Until I moved about a year ago I'd always used Demon Internet as my ISP. I stated with them during the old tenner-a-month days when there were only a handful of points-of-presence to be called. I stuck with them through them getting full local POP coverage, through having an ISDN line and then finally ADSL.

When I moved though I decided it might be easier to just go with BT; for the most part this hasn't actually been a bad decision. This week though I suffered my first proper outage with them and it was rather frustrating.

It kicked off at around 2015-11-16 21:00. I noticed that Google Drive (in Chrome) was complaining that it was offline. I then noticed that gmail and a couple of other tabs in Chrome were complaining about the same thing. I did a couple of local network checks and found nothing, checked the router and it was connected and reporting just fine, so then I rebooted the router and things appeared to improve.

For a short while anyway. Then I started to notice other problems; mostly that some sites would time out, others not. Initially I was getting a lot of DNS timeouts and, while I normally use Google's DNS servers (BT's have long had lots of problems1), I tried switching back to BT's own and that appeared to improve matters. For a while anyway.

I mentioned the issues on twitter and got a handful of replies from different people running into similar issues. It was clear that this wasn't just me. I then went looking for BT's broadband status page but hilariously was unable to load it because of the problem.

This is my first bit of real frustration with them. Here's how the page looks inside a desktop browser:

Status in desktop browser

Now compare it as seen inside Android Chrome on my Nexus 6:

Status on my phone

Apparently they have decided that I'd never want to be able to check why my broadband might be down, from a mobile device. Yes, sure, there's the option to put my phone number in -- perhaps it tells me after I've done that -- but I don't even know my land line number; I don't use it as a phone most of the time and so never bother remembering it. The main point here is why the hell wouldn't they include the same useful information as the desktop view? Or perhaps use geolocation of the phone to narrow things down if they feel the need.

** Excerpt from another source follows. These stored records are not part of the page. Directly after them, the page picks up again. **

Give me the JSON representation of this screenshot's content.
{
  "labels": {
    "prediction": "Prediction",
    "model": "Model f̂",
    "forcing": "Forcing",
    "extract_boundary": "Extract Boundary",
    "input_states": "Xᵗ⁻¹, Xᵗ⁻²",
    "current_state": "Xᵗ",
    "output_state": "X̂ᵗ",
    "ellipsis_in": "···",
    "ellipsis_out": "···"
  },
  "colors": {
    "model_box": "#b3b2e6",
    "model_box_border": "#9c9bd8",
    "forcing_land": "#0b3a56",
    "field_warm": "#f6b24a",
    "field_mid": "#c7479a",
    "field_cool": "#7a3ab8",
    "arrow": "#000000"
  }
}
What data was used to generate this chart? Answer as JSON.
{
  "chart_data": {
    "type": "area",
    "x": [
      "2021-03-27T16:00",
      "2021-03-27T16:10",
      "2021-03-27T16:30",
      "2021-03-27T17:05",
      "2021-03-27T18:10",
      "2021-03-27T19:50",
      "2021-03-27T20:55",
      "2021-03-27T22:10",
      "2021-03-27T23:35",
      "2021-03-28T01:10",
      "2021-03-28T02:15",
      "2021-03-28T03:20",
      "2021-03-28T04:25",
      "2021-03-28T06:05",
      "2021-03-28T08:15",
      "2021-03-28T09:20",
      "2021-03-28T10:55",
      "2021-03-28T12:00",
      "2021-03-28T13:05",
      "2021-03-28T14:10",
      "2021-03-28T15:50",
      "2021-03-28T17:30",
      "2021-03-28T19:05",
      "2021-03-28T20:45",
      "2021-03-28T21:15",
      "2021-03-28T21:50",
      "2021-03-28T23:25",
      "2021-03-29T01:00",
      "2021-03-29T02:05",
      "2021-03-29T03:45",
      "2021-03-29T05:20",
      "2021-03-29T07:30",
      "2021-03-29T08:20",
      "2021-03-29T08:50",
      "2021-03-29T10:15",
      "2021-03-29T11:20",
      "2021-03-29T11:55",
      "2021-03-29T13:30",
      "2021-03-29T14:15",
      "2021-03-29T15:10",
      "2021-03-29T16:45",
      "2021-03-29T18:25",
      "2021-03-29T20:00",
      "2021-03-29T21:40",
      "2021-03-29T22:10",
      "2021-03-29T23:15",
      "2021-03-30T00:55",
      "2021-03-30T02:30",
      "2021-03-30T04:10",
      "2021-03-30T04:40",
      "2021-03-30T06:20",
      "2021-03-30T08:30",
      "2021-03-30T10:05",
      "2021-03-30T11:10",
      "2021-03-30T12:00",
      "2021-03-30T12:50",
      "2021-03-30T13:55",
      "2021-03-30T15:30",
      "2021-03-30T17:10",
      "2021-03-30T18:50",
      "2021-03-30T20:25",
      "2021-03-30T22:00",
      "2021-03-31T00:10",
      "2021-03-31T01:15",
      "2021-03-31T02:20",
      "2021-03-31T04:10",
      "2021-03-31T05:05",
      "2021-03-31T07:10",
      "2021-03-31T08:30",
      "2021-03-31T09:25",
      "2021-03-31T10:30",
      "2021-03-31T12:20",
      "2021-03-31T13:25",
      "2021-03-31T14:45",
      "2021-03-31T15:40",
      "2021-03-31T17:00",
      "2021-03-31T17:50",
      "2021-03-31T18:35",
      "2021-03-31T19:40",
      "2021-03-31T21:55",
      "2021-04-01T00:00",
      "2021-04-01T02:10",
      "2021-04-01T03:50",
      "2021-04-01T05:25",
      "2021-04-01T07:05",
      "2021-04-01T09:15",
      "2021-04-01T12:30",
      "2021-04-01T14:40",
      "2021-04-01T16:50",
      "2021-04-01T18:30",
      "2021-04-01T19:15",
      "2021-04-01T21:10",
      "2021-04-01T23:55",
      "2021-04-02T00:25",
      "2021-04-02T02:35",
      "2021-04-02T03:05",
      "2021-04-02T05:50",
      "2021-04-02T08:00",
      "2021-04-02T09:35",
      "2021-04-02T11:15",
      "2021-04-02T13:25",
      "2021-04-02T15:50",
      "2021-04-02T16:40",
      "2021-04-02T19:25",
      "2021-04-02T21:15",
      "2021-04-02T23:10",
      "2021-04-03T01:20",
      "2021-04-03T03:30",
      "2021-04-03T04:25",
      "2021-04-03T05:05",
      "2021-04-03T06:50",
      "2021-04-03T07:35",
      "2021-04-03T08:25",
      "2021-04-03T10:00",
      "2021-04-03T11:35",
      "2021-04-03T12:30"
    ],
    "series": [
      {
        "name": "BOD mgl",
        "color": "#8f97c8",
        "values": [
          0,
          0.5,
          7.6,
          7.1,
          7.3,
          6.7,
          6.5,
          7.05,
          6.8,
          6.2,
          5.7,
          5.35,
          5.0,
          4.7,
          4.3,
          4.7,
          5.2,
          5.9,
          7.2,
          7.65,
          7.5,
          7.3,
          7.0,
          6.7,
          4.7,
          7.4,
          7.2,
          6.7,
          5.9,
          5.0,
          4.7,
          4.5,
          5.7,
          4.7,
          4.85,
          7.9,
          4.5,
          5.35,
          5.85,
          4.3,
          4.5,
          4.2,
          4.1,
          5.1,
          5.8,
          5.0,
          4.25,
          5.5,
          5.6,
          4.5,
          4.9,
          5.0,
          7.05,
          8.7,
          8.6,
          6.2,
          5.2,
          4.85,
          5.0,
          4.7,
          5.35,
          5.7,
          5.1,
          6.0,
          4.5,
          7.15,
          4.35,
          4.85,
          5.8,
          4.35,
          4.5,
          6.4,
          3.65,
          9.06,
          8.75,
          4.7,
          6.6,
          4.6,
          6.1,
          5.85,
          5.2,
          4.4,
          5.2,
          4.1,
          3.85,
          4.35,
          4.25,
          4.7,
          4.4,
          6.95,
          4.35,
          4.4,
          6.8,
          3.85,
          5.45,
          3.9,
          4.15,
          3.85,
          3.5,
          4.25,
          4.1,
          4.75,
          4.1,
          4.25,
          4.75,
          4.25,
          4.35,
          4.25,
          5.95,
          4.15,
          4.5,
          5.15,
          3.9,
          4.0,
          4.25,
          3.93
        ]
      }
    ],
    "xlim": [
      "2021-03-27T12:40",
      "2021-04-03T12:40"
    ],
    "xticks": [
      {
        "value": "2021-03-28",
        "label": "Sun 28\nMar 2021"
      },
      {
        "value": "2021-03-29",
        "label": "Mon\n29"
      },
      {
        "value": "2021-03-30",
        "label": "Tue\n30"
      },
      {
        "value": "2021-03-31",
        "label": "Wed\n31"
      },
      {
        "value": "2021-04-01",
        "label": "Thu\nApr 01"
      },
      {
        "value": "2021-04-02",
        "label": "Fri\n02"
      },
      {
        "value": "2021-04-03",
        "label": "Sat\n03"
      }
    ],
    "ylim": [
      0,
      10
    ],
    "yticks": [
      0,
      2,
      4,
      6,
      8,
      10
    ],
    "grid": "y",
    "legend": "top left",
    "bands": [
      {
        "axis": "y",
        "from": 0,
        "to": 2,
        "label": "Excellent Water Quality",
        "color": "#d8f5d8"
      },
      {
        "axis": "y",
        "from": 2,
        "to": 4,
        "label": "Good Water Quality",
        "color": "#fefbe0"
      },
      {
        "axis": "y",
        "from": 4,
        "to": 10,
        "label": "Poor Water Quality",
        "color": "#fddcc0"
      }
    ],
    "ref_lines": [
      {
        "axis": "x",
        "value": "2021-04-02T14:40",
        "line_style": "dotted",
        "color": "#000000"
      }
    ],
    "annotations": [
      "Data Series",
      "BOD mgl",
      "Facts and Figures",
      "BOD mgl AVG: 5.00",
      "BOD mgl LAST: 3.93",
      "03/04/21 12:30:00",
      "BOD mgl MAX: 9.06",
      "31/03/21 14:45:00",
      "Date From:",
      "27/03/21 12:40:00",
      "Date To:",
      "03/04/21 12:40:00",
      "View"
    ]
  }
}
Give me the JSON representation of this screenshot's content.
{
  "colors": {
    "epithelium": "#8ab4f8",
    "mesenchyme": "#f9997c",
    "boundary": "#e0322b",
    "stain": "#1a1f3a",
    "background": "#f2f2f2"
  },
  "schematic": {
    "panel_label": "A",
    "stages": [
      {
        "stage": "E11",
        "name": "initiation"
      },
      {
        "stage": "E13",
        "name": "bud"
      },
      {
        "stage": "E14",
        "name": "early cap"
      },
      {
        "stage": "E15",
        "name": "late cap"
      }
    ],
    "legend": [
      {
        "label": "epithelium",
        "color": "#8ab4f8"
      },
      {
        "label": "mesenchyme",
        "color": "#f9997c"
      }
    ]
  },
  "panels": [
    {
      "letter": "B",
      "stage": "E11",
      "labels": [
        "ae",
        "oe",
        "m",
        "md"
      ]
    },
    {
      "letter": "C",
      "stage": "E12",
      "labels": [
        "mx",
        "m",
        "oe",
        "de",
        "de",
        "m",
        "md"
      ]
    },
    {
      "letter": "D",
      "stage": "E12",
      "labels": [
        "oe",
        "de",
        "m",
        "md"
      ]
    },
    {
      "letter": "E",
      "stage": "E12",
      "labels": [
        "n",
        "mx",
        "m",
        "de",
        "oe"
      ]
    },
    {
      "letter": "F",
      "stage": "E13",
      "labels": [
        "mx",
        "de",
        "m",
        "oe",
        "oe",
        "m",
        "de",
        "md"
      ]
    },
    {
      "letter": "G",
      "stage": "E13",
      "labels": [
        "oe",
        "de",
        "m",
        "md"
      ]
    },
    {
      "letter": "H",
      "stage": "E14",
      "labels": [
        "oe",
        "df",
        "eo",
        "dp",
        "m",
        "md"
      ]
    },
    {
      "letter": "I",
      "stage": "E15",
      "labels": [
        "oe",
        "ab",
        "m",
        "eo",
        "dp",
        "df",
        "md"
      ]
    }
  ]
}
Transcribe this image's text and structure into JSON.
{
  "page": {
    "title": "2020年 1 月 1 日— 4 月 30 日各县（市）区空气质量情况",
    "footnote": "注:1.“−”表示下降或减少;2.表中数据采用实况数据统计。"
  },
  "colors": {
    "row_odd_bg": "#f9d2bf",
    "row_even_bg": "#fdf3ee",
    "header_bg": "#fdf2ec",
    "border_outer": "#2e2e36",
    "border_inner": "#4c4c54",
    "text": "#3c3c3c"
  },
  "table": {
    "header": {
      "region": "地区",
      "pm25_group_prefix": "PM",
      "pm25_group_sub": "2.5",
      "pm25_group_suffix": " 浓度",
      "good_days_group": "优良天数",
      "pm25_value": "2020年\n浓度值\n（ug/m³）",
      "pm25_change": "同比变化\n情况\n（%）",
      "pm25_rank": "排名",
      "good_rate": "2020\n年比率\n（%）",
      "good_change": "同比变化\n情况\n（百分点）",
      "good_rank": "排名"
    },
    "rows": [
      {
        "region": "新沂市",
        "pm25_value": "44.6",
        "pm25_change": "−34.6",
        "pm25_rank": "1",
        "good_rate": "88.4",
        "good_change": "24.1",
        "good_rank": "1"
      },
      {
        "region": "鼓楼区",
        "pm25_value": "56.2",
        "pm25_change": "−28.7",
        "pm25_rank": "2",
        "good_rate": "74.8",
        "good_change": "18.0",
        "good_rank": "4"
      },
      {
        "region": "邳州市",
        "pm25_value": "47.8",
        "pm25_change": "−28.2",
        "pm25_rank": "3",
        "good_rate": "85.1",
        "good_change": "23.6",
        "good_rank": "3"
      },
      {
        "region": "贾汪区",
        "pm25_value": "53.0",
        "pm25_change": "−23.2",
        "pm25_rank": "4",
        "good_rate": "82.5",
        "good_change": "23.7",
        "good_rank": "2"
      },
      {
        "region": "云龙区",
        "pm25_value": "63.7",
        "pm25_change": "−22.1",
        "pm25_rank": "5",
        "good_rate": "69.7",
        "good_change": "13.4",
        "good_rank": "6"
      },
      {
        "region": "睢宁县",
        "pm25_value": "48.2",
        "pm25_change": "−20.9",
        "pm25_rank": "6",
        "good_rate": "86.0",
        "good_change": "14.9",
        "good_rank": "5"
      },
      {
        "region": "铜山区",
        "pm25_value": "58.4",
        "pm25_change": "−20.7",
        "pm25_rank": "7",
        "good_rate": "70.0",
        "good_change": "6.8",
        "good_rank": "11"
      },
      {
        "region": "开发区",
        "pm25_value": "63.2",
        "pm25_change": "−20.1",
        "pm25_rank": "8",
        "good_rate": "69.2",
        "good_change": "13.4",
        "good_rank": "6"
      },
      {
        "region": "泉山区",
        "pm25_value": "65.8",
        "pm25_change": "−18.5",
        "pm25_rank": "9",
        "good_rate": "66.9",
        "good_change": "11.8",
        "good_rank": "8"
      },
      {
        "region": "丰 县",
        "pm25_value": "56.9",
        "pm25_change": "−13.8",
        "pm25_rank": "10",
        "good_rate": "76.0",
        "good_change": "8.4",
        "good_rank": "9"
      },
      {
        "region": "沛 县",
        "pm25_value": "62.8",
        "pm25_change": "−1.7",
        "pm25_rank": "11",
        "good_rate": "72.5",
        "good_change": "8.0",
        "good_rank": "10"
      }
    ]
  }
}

Anyway, I gave up and went to bed. In the morning things were no better but, after another router reboot, I did manage to get a view of the status:

Finally got to see broadband status

Finally! Acknowledgement of the problem. Worryingly though it was dated almost 12 hours after I first noticed the problem. From what I can see that date and time isn't the date and time the status was last updated, it's the date and time it was first added. That suggest that they really hadn't noticed the problem all night. It's not like it was a problem that was hard to notice, at least from a customer's point of view. Check this graph from a down detector site:

It really was down

You'd think that a company as big as BT would have something in place that could catch network problems, especially ones that are able to be caught with a simple crowdsourcing "press this button if you have a problem" approach.

But... nope. Appears not. O_o

Anyway, a couple or so hours later the problem was finally fixed:

Finally got to see broadband status

(Notice how the date and time is the same as earlier; so 100% not an update time but a first-added time) I mentioned this on twitter:

and I even got a reply (which I'd not gone looking for, so that was nice):

Curious as to why it'd take almost 12 hours from the problem appearing to it being acknowledged on their status, I thought I'd ask:

which got this reply:

which doesn't really make a whole lot of sense. Sure, you to spend time identifying the source of a problem to fix it, but you don't need to do that to notice and acknowledge that there's a problem. I've asked again but haven't received any sort of reply as of the time of writing (I'm not expecting one really).

What I take from all of this is that BT are shockingly bad at keeping people informed of problems with their service when there's a large outage. I find that kind of annoying. I don't mind that there are problems, I do mind when a company can't take the time to clearly and quickly state "yup, it's us, it's not you, we're looking into it..."


  1. Don't even get me started on how the HH5 won't allow setting of DNS servers in the hub itself. That's stupid and frustrating beyond words.